L’Industria delle Idee diventa così il luogo di contatto interdisciplinare per eccellenza, il luogo che deve guardare a quello che sarà il trend del domani, cercando soluzioni per ripensare completamente il “sistema città”;

un vecchio capannone industriale viene convertito in spazio per creare design
Spazio per le idee innovative ottenuto convertendo vecchi capannoni industriali_Pasquale Desantis Architect
Spazio industriale convertito in falegnmeria a produzione locale_Pasquale Desantis Architect
Sezione tridimensionale del sistema bioclimatico di raffrescamento di un capannone industriale abbandonato e riqualificato_Pasquale Desantis Architect
Usare le strategie bioclimatiche migliori analizzando l’area di progetto abbatte il carico urbano delle nuove opere.

– Parchi di Paulownia: il parco urbano assume ruolo nuovo, superando il concetto di elemento di paesaggio, trasformandosi da paesaggio inerte a paesaggio interattivo.

Seguendo i tempi della natura ed ottimizzando i cicli produttivi è possibile creare parchi che siano luoghi per lo svago e una fonti di materia prima, che potrà sostenere l’industria locale o potrà essere venduta fuori dal sistema territoriale.

In questo modo è possibile creare parchi produttivi, che creano attività e resa.

Una pianta speciale

In questo progetto pilota è stata scelta la piantumazione della Paulownia.

La scelta di questa pianta è dipesa dalle qualità fitodepuratrici (evitando la bonifica classica) e dall’elevato assorbimento dello smog;

Schema di utilizzo di un parco urbano di alberi di paulownia in Italia_Pasquale Desantis Architect
Lo schema di rotazione dei parchi urbani PRODUTTIVI: come boschi nelle nostre città, possono essere allo stesso tempo risorsa e luogo di svago.
Albero di paulownia in fiore in Italia_Pasquale Desantis Architect
Un albero di paulownia in fiore.

– Social Housing: alleggerimento della pressione demografica nelle zone circostanti con l’obiettivo di liberare altre zone degradate della città.

In questo modo è possibile ripensare interi quartieri, innescando una “reazione a catena” di rigenerazione del tessuto urbano.
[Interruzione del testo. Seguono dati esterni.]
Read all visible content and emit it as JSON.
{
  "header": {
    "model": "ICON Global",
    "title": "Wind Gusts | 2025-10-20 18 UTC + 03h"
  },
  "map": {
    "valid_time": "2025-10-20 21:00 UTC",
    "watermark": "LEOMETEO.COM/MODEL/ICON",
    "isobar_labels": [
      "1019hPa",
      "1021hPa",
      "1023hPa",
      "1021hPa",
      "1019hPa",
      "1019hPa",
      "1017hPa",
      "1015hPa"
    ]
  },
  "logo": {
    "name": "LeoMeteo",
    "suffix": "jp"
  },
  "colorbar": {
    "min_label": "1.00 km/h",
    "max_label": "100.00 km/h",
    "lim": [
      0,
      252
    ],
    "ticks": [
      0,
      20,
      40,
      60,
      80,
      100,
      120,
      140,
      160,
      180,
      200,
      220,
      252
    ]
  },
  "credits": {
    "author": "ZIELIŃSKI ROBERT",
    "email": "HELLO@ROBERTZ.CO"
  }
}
Sezione tridimensionale di un edificio per appartamenti a Torino_Pasquale Desantis Architect
Una sezione schematica di ciò che potrebbe apportare alla collettività delle pratiche corrette di social housing.

Come hai potuto vedere leggendo questo articolo, riprogettare l’esistente è la sfida che più mi affascina.

È un’operazione delicata che ha bisogno di conoscenze trasversali, perché l’architettura da sola non basta:

ci sono impatti sociali ed economici ogni volta che si ripensa e si riprogetta una città.

Un’idea di riqualificazione trasversale

La mia idea di riqualificazione è quindi trasversale: mettere un giardino dove prima c’era una fabbrica lo sanno fare tutti.

“Facciamo un bel giardinetto” è la prima risposta che ti darà il piccolo geometra comunale o l’artigiano che si improvvisa progettista. Io ho un pensiero differente.

Voglio che una riqualificazione sia capace di innestare dei cicli virtuosi.

Io voglio che riesca a risolvere il problema della riqualificazione di questa o quella fabbrica abbandonata, dei suoi operai e della gente che ci abita intorno, a tutti livelli.

Ed un giardinetto ahimè non basta, è come curare l’AIDS con la Tachipirina.